Bilim insanlarına göre dinozorlar kitlesel yok oluştan önce muhtemelen çökmeye başlamamıştı. Bu izlenimin, döneme ait fosillerin iyi korunmamış ya da bulunmasının zor olmasından kaynaklandığını düşünüyorlar. 

Makalenin bir diğer yazarı Alfio Alessandro Chiarenza, "Dinozorlar muhtemelen kaçınılmaz bir yok oluşa mahkum değildi" diyerek ekliyor: 

Eğer o asteroit olmasaydı, hâlâ bu gezegeni memeliler, kertenkeleler ve hayatta kalan torunları olan kuşlarla paylaşıyor olabilirlerdi.

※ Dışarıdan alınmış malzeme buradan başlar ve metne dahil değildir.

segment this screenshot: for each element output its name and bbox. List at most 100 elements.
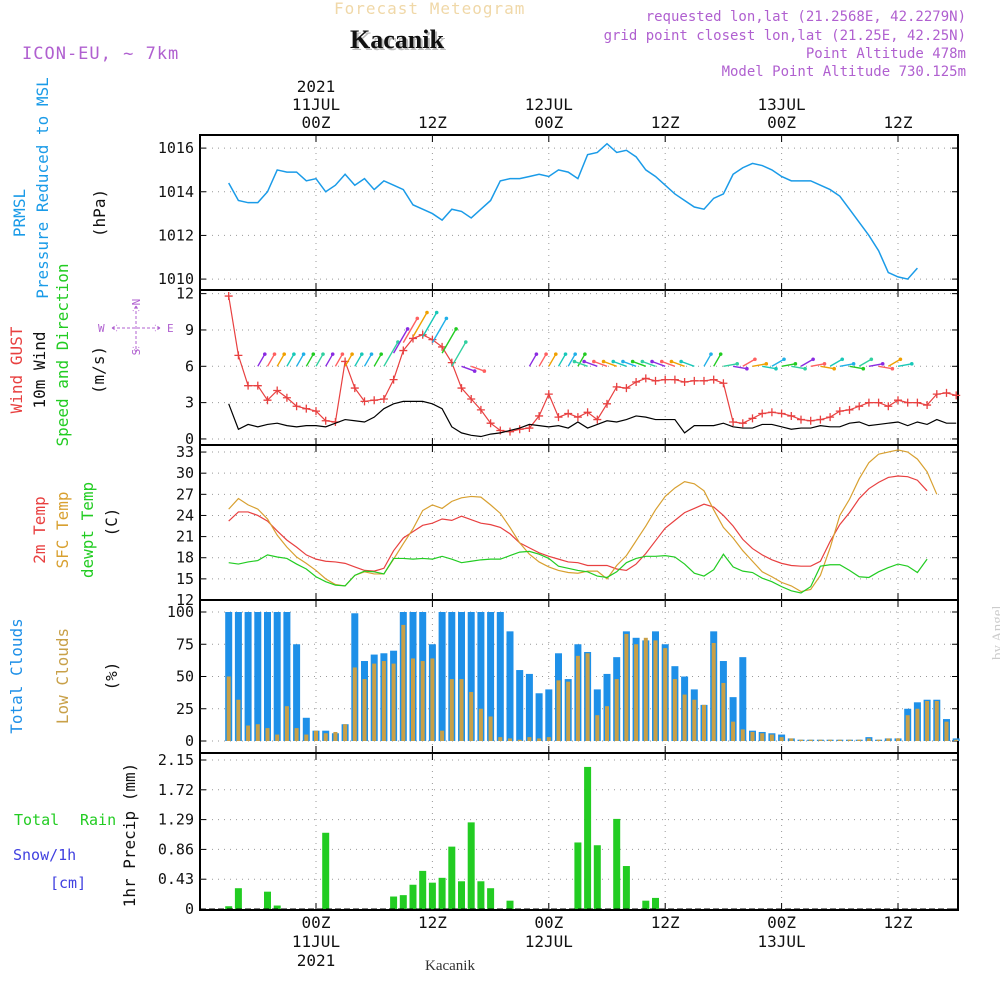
low-cloud-bar bbox=[702, 704, 706, 741]
wind-arrow bbox=[422, 312, 438, 338]
wind-arrow bbox=[577, 353, 586, 367]
gust-point bbox=[903, 398, 912, 407]
wind-arrow bbox=[286, 353, 295, 367]
wind-arrow-head bbox=[803, 366, 807, 371]
low-cloud-bar bbox=[866, 738, 871, 741]
gust-point bbox=[641, 374, 650, 383]
wind-arrow bbox=[315, 353, 324, 367]
wind-arrow-head bbox=[554, 352, 558, 356]
gust-point bbox=[389, 375, 398, 384]
wind-arrow-head bbox=[909, 362, 914, 366]
gust-point bbox=[709, 375, 718, 384]
wind-arrow bbox=[858, 358, 872, 367]
gust-point bbox=[253, 381, 262, 390]
wind-arrow bbox=[574, 360, 588, 367]
gust-point bbox=[816, 415, 825, 424]
low-cloud-bar bbox=[585, 653, 590, 741]
gust-point bbox=[535, 411, 544, 420]
y-tick-label: 0 bbox=[185, 900, 194, 918]
low-cloud-bar bbox=[605, 706, 609, 741]
wind-arrow bbox=[470, 365, 485, 372]
low-cloud-bar bbox=[740, 729, 745, 741]
wind-arrow bbox=[412, 312, 428, 338]
top-date-label: 13JUL bbox=[758, 95, 806, 114]
wind-arrow-head bbox=[811, 357, 815, 362]
top-time-label: 00Z bbox=[767, 113, 796, 132]
wind-arrow bbox=[820, 365, 835, 370]
wind-arrow-head bbox=[340, 352, 345, 356]
low-cloud-bar bbox=[420, 661, 425, 741]
wind-arrow-head bbox=[563, 352, 568, 356]
panel-frame bbox=[199, 289, 959, 446]
wind-arrow bbox=[557, 353, 567, 367]
compass-n: N bbox=[130, 299, 143, 306]
bottom-date-label: 12JUL bbox=[525, 932, 573, 951]
y-tick-label: 12 bbox=[176, 591, 194, 609]
gust-point bbox=[952, 391, 961, 400]
wind-arrow bbox=[334, 353, 344, 367]
label-c: (C) bbox=[102, 508, 121, 537]
wind-arrow-head bbox=[301, 352, 306, 356]
gust-point bbox=[913, 398, 922, 407]
wind-arrow-head bbox=[640, 359, 645, 364]
footer-station: Kacanik bbox=[425, 958, 475, 974]
wind-arrow-head bbox=[405, 327, 410, 331]
wind-arrow-head bbox=[890, 366, 895, 371]
label-prmsl: PRMSL bbox=[10, 189, 29, 237]
gust-point bbox=[680, 378, 689, 387]
low-cloud-bar bbox=[672, 679, 677, 741]
gust-point bbox=[864, 398, 873, 407]
low-cloud-bar bbox=[236, 699, 241, 741]
low-cloud-bar bbox=[692, 699, 697, 741]
top-time-label: 00Z bbox=[534, 113, 563, 132]
wind-arrow bbox=[392, 328, 409, 354]
gust-point bbox=[797, 415, 805, 424]
precip-bar bbox=[593, 845, 601, 909]
label-10m-wind: 10m Wind bbox=[30, 331, 49, 408]
wind-arrow-head bbox=[534, 352, 539, 356]
wind-arrow-head bbox=[482, 369, 487, 373]
station-title: Kacanik bbox=[350, 25, 444, 54]
gust-point bbox=[835, 407, 844, 416]
gust-point bbox=[234, 351, 243, 360]
wind-arrow-head bbox=[735, 362, 739, 366]
gust-point bbox=[457, 384, 466, 393]
low-cloud-bar bbox=[401, 624, 406, 741]
wind-arrow bbox=[723, 363, 738, 367]
forecast-title: Forecast Meteogram bbox=[334, 0, 526, 18]
low-cloud-bar bbox=[556, 680, 561, 741]
precip-bar bbox=[322, 832, 330, 909]
wind-arrow bbox=[461, 365, 475, 372]
wind-arrow-head bbox=[272, 352, 277, 356]
wind-arrow-head bbox=[621, 359, 625, 364]
wind-arrow-head bbox=[764, 362, 769, 366]
wind-arrow-head bbox=[573, 352, 577, 356]
low-cloud-bar bbox=[275, 734, 280, 741]
total-cloud-bar bbox=[264, 612, 271, 741]
precip-bar bbox=[458, 881, 465, 909]
gust-point bbox=[767, 408, 776, 417]
wind-arrow bbox=[402, 318, 418, 343]
low-cloud-bar bbox=[896, 738, 900, 741]
top-time-label: 00Z bbox=[302, 113, 331, 132]
bottom-date-label: 13JUL bbox=[758, 932, 806, 951]
gust-point bbox=[564, 409, 573, 418]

Diğer yandan bazı bilim insanları yeni çalışmanın, dinozorların türlerinin azalmaya başladığı teorisini çürütmediğini savunuyor.

Reading Üniversitesi'nden Manabu Sakamoto'nun araştırmasına göre dinozorların yaşadığı 175 milyon yıl boyunca, yeni dinozor türlerinin ortaya çıkma hızı genel olarak yavaşlamıştı ve yeni türlerinin gelişmesinden çok daha fazla sayıda türün nesli tükeniyordu. 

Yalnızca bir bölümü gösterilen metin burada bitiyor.